Sometimes, or at least for me, it would be easy to forget where I was, and then suddenly it would hit me out of nowhere. Like when you’re walking past J*hn’s in the semi-dark, and you see the gothic, stone chapel looming over you as it’s bells toll and people scurry around you in their gowned glory.
Granted, this is a thoroughly romanticised picture of life at Cambridge and occasions such as these are a rarity. It’s not all scarves, bikes and seeing middle class boys in Ellesse sportsware vehemently deny that they were privately educated. Oh no, the majority of the time its stress, sleep deprivation, the constant and crippling fear of inadequacy, and drinking the now familiar blend of Red Bull and Ribena out of a scummy mug at half three in the morning, as you read over the same sentence of yet another article written by someone who has unnecessarily used far too many words over three syllables long.
As time passed and the weeks ticked by, I realised that maybe the academic work itself wasn’t the most important part of my time at Cambridge. And that’s not me being intentionally flippant, it’s the fact that you could work as hard as conceivably possible only for your supervisor to shower you in praise such as “decent”, “ok” or, “I think I like it Meg, but I’m not sure what you’re trying to say”.
This, coupled with severe FOMO, is why I have reached the conclusion that if I’m faced with the choice between watching Peep Show for the umpteenth time with some of my floor, or doing some reading that could potentially be useful, my answer would be “four naan Meg, the lack of work you’re doing is INSANE” (relatable, yet self-deprecating comment with pop culture reference? Check!).
Last term, I was more homesick than I thought I would be and I have no doubt there will be times during Lent term when all I’ll want is to get on the next train to Swansea (because that’s where I’m from, I don’t just have some random affinity for the city), but now that I have come home and have been home a while, I’ve found myself missing Cambridge more than I ever imainged.
I think its probably because of how close you become to the people you live with and the friends you make. The friends I have made have seen me at my happiest and have seen me at my lowest. They have seen me naked, paralytic and close to pissing myself. And I find some comfort in that; the fact that because of the intensity of the atmosphere and the lack of time spent here in the grand scheme of things, there is a common sense of “you need me as much as I need you, so let’s just get on with it sharpish”.
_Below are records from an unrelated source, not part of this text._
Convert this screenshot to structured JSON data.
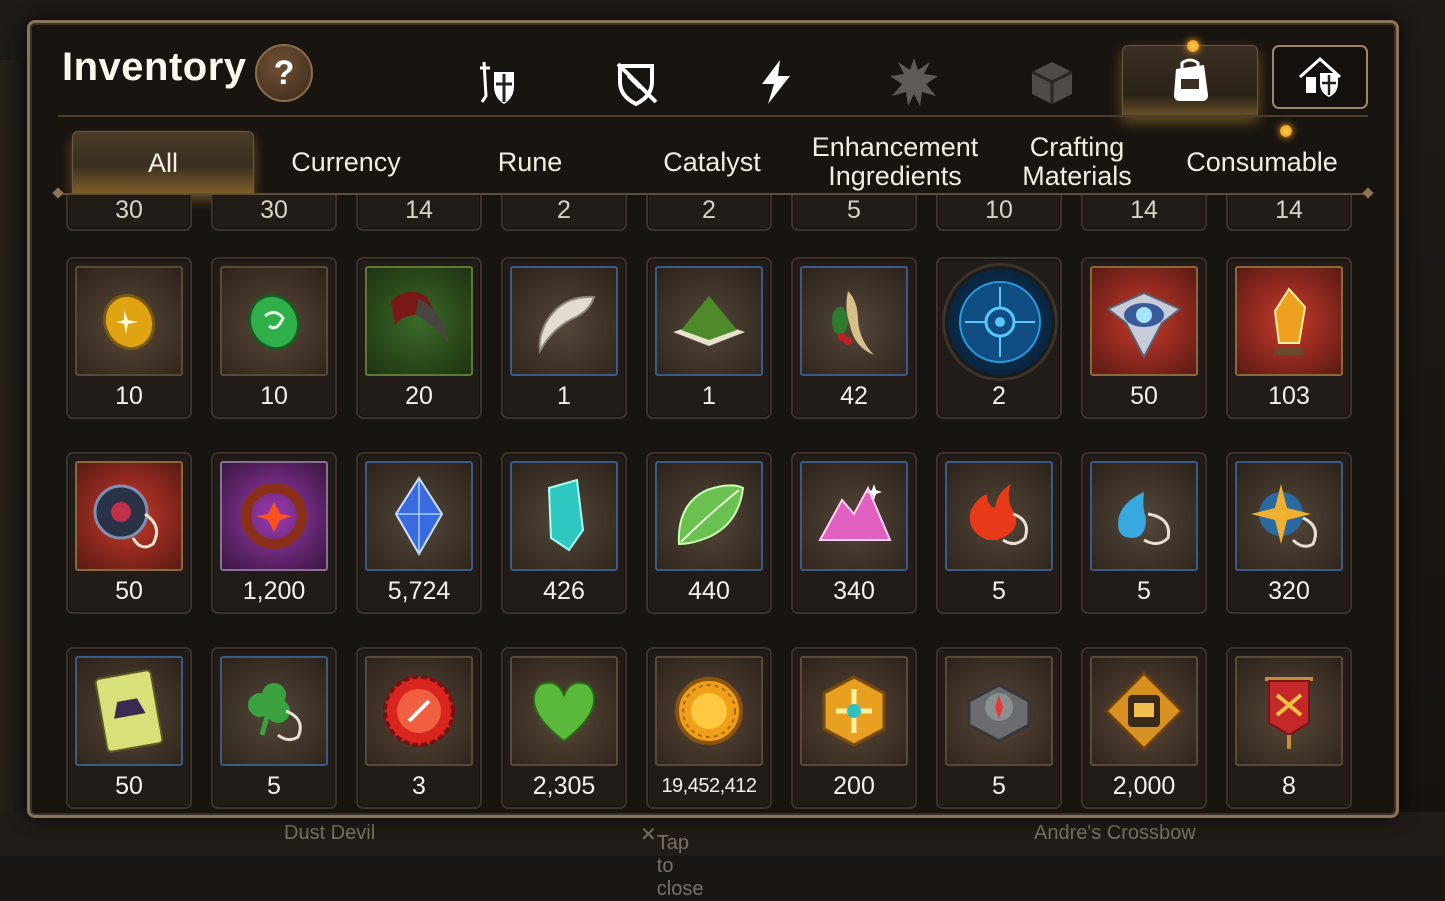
{
  "panel": {
    "title": "Inventory",
    "help_label": "?"
  },
  "categories": [
    {
      "icon": "knight-shield-icon",
      "active": false
    },
    {
      "icon": "broken-shield-icon",
      "active": false
    },
    {
      "icon": "lightning-icon",
      "active": false
    },
    {
      "icon": "burst-emblem-icon",
      "active": false
    },
    {
      "icon": "cube-icon",
      "active": false
    },
    {
      "icon": "backpack-icon",
      "active": true,
      "notification": true
    },
    {
      "icon": "house-shield-icon",
      "active": false
    }
  ],
  "tabs": [
    {
      "label": "All",
      "active": true
    },
    {
      "label": "Currency"
    },
    {
      "label": "Rune"
    },
    {
      "label": "Catalyst"
    },
    {
      "label": "Enhancement Ingredients"
    },
    {
      "label": "Crafting Materials"
    },
    {
      "label": "Consumable",
      "notification": true
    }
  ],
  "grid": {
    "partial_row": [
      "30",
      "30",
      "14",
      "2",
      "2",
      "5",
      "10",
      "14",
      "14"
    ],
    "rows": [
      [
        {
          "icon": "amber-gem-icon",
          "count": "10"
        },
        {
          "icon": "green-gem-icon",
          "count": "10"
        },
        {
          "icon": "claw-icon",
          "count": "20"
        },
        {
          "icon": "fang-icon",
          "count": "1"
        },
        {
          "icon": "green-mound-icon",
          "count": "1"
        },
        {
          "icon": "root-herb-icon",
          "count": "42"
        },
        {
          "icon": "blue-rune-disc-icon",
          "count": "2"
        },
        {
          "icon": "eye-crest-icon",
          "count": "50"
        },
        {
          "icon": "amber-crystal-icon",
          "count": "103"
        }
      ],
      [
        {
          "icon": "dark-ring-pendant-icon",
          "count": "50"
        },
        {
          "icon": "red-flower-ring-icon",
          "count": "1,200"
        },
        {
          "icon": "blue-crystal-icon",
          "count": "5,724"
        },
        {
          "icon": "teal-crystal-icon",
          "count": "426"
        },
        {
          "icon": "green-leaf-icon",
          "count": "440"
        },
        {
          "icon": "pink-crystal-cluster-icon",
          "count": "340"
        },
        {
          "icon": "fire-pendant-icon",
          "count": "5"
        },
        {
          "icon": "water-pendant-icon",
          "count": "5"
        },
        {
          "icon": "star-pendant-icon",
          "count": "320"
        }
      ],
      [
        {
          "icon": "ticket-card-icon",
          "count": "50"
        },
        {
          "icon": "clover-pendant-icon",
          "count": "5"
        },
        {
          "icon": "red-bottlecap-icon",
          "count": "3"
        },
        {
          "icon": "green-heart-icon",
          "count": "2,305"
        },
        {
          "icon": "gold-coin-icon",
          "count": "19,452,412"
        },
        {
          "icon": "gold-hex-emblem-icon",
          "count": "200"
        },
        {
          "icon": "stone-compass-icon",
          "count": "5"
        },
        {
          "icon": "fist-emblem-icon",
          "count": "2,000"
        },
        {
          "icon": "red-banner-icon",
          "count": "8"
        }
      ]
    ]
  },
  "background": {
    "bottom_left": "Dust Devil",
    "bottom_center": "Tap to close",
    "bottom_right": "Andre's Crossbow"
  },
  "colors": {
    "frame": "#8a7457",
    "accent_glow": "#ffbe46",
    "panel_bg": "#181410"
  }
}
Oh God, that was wet. So, I will summarise this love letter of an article with three succinct sentences to my past self, the one who was crying on the train in late September;
1. Nothing (both societies and people) are as scary as they seem.
2. Give red wine a chance, you might actually like it (you do, you really do).
3. Uni will help you affirm that you love certain things and definitely hate others. Uni will also make you realise that fundamentally, you’re an alright person. Uni will make you the happiest you’ve ever been.